A federal appeals court panel declined Thursday to overturn a new union for thousands of Minnesota personal care attendants who assist the disabled and elderly in home-based settings.
A three-judge panel of the 8th U.S. Circuit Court of Appeals ruled in one of two legal challenges to the unionization. It upheld a lower court’s ruling that workers had the right to form a union and assess fees on those who join voluntarily.
It’s a blow to a group of health workers who opposed the Service Employees International Union drive, arguing that they shouldn’t have been allowed to unionize some 27,000 workers who aren’t full-fledged public employees. Those opponents have said the push threatens their right of free association by potentially forcing them to pay dues to a union they don’t want to be in.
Doug Seaton, attorney for the plaintiffs, said he had just received the decision and hadn’t talked with his clients yet, but that they would consider their appeal options.
“We think we are correct and the court is mistaken,” he said.
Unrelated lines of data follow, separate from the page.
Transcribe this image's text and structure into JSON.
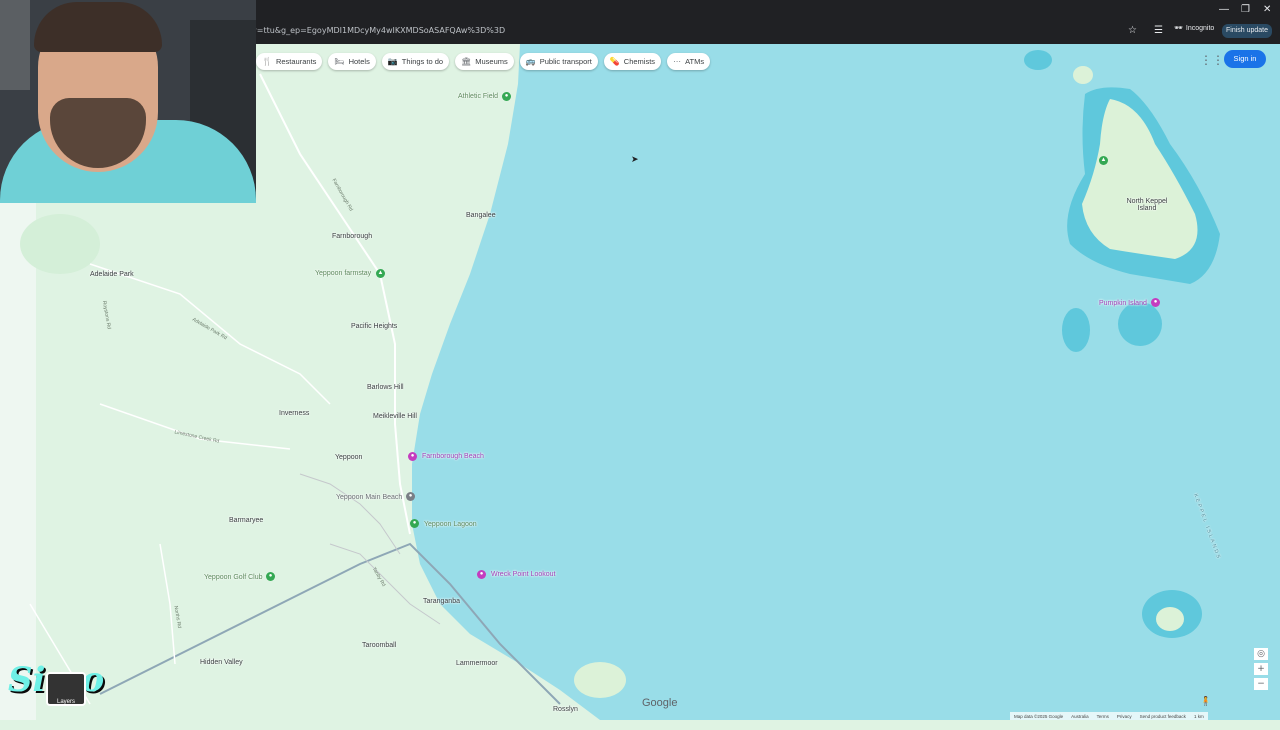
{
  "browser": {
    "url": "y=ttu&g_ep=EgoyMDI1MDcyMy4wIKXMDSoASAFQAw%3D%3D",
    "incognito_label": "Incognito",
    "finish_update_label": "Finish update",
    "minimize_icon": "minimize-icon",
    "maximize_icon": "maximize-icon",
    "close_icon": "close-icon"
  },
  "map": {
    "chips": [
      {
        "label": "Restaurants",
        "icon": "fork-knife-icon",
        "glyph": "🍴"
      },
      {
        "label": "Hotels",
        "icon": "bed-icon",
        "glyph": "🛏"
      },
      {
        "label": "Things to do",
        "icon": "camera-icon",
        "glyph": "📷"
      },
      {
        "label": "Museums",
        "icon": "museum-icon",
        "glyph": "🏛"
      },
      {
        "label": "Public transport",
        "icon": "bus-icon",
        "glyph": "🚌"
      },
      {
        "label": "Chemists",
        "icon": "pharmacy-icon",
        "glyph": "💊"
      },
      {
        "label": "ATMs",
        "icon": "more-icon",
        "glyph": "···"
      }
    ],
    "sign_in_label": "Sign in",
    "google_logo": "Google",
    "layers_label": "Layers",
    "places": {
      "athletic_field": "Athletic Field",
      "bangalee": "Bangalee",
      "farnborough": "Farnborough",
      "adelaide_park": "Adelaide Park",
      "yeppoon_farmstay": "Yeppoon farmstay",
      "pacific_heights": "Pacific Heights",
      "barlows_hill": "Barlows Hill",
      "inverness": "Inverness",
      "meikleville_hill": "Meikleville Hill",
      "yeppoon": "Yeppoon",
      "farnborough_beach": "Farnborough Beach",
      "yeppoon_main_beach": "Yeppoon Main Beach",
      "yeppoon_lagoon": "Yeppoon Lagoon",
      "barmaryee": "Barmaryee",
      "yeppoon_golf_club": "Yeppoon Golf Club",
      "wreck_point_lookout": "Wreck Point Lookout",
      "taranganba": "Taranganba",
      "hidden_valley": "Hidden Valley",
      "taroomball": "Taroomball",
      "lammermoor": "Lammermoor",
      "rosslyn": "Rosslyn",
      "north_keppel_island": "North Keppel Island",
      "pumpkin_island": "Pumpkin Island",
      "keppel_islands": "KEPPEL ISLANDS"
    },
    "roads": {
      "farnborough_rd": "Farnborough Rd",
      "adelaide_park_rd": "Adelaide Park Rd",
      "limestone_creek_rd": "Limestone Creek Rd",
      "roystons_rd": "Roystons Rd",
      "tanby_rd": "Tanby Rd",
      "norths_rd": "Norths Rd"
    },
    "footer": [
      "Map data ©2025 Google",
      "Australia",
      "Terms",
      "Privacy",
      "Send product feedback",
      "1 km"
    ]
  },
  "overlay": {
    "channel_logo": "Simo"
  },
  "colors": {
    "water": "#99dde8",
    "land": "#dff3e3",
    "sign_in": "#1a73e8",
    "poi_green": "#34a853",
    "poi_pink": "#c43cbf"
  }
}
Supporters of the union argued it would stabilize an industry plagued by low pay and high turnover, and that participation and dues aren’t mandatory. In January, they reached a contract with the state that provides a minimum $11 hourly wage as well as funding for training and paid time off.
SEIU Healthcare Minnesota, which represents health care and long-term care workers in hospitals, clinics, nursing homes, and home care, praised the decision as good news. Sumer Spika, the union’s vice president and also a home care worker, said in a statement that the union is excited to continue its work to improve the industry for thousands of families.
“Our work, done predominantly by women and people of color, has been undervalued for far too long. With our union, we are beginning to fight back and ensure that workers and the people we serve have a voice, and we won’t let any lawsuit stop us,” she said.
In Thursday’s ruling, the appellate judges said the union doesn’t violate preexisting contracts care workers have with clients who pay using Medicaid money.
A separate case involving First Amendment association rights of home-care workers hasn’t been decided.